So I have been struggling with this question for a while. Suppose $X$ is uniformly distributed over an interval $(a, b)$ and $Y$ is uniformly distributed over $(-\sigma, \sigma)$, $X$ and $Y$ are independent. Consider a random variable $Z = X + Y$. What would be the conditional distribution of $X | Z$, i.e. $F_{X|Z}(x)$?

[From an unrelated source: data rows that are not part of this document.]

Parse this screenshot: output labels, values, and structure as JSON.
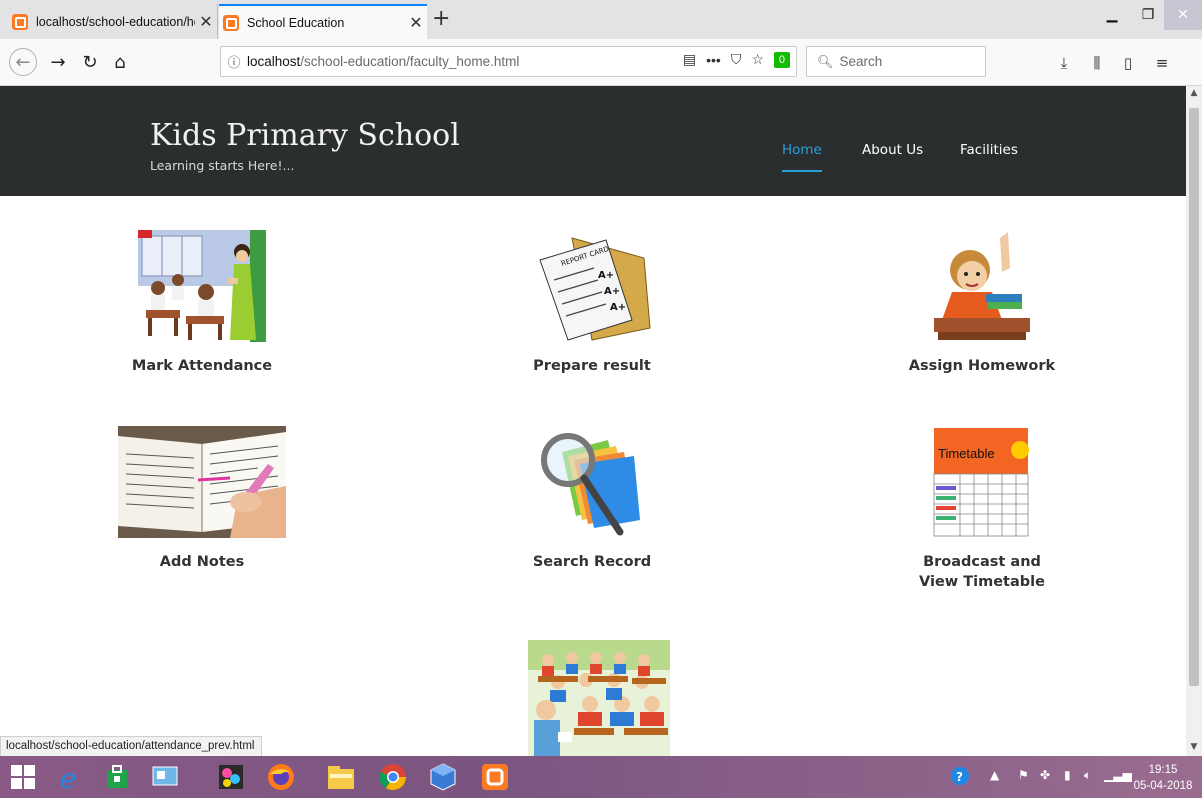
{
  "browser": {
    "tabs": [
      {
        "title": "localhost/school-education/ho",
        "active": false
      },
      {
        "title": "School Education",
        "active": true
      }
    ],
    "new_tab_symbol": "+",
    "url_host": "localhost",
    "url_path": "/school-education/faculty_home.html",
    "search_placeholder": "Search",
    "shield_count": "0",
    "status_link": "localhost/school-education/attendance_prev.html"
  },
  "site": {
    "brand": "Kids Primary School",
    "tagline": "Learning starts Here!...",
    "nav": [
      {
        "label": "Home",
        "active": true
      },
      {
        "label": "About Us",
        "active": false
      },
      {
        "label": "Facilities",
        "active": false
      }
    ]
  },
  "features": [
    {
      "label": "Mark Attendance",
      "icon": "classroom-teacher-image"
    },
    {
      "label": "Prepare result",
      "icon": "report-card-image"
    },
    {
      "label": "Assign Homework",
      "icon": "student-raising-hand-image"
    },
    {
      "label": "Add Notes",
      "icon": "writing-notes-image"
    },
    {
      "label": "Search Record",
      "icon": "search-folders-image"
    },
    {
      "label": "Broadcast and View Timetable",
      "label_line1": "Broadcast and",
      "label_line2": "View Timetable",
      "icon": "timetable-image"
    },
    {
      "label": "",
      "icon": "classroom-students-image"
    }
  ],
  "timetable_image_text": "Timetable",
  "taskbar": {
    "time": "19:15",
    "date": "05-04-2018"
  },
  "colors": {
    "header_bg": "#2b2e2f",
    "nav_active": "#2a9fd6",
    "tab_accent": "#0a84ff",
    "taskbar": "#8a5a86"
  }
}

I know that $F_X(x) = \frac{x - a}{b-a}$ and $F_y(y) = \frac{y + \sigma}{2\sigma}$ but I am having trouble figuring out $F_{X|Z}(x)$. Could anyone help me? My gut says that $X|Z$ should be uniformly distributed over $(Z - \sigma, Z + \sigma)$ but I can't figure out how to prove this.
$X|Z$ can't, in general, be uniformly distributed over $(z-\sigma,z+\sigma)$ because there are values of $z$ such that $(z-\sigma,z+\sigma)$ is not a subset of $(a,b)$. (Note that $Z$ is a random variable, $z$ is real number drawn from its distribution. $Z-\sigma$ is not a real number, because $Z$ is a random variable, not a real number. A random variable over the real numbers is different from a real number.)
Draw a rectangle with horizontal dimension $(a,b)$ and vertical $(-\sigma,\sigma)$. Then draw diagonal lines with slope $-1$ in the rectangle. Each diagonal line represents a constant value of $z$. For a particular $z_0$, $X$ will be uniformly distributed along the horizontal extension of the corresponding diagonal line. To find $X|Z$, you have to take several cases depending on whether $z<a$, $z>b$, $z<-\sigma$, $z>\sigma$.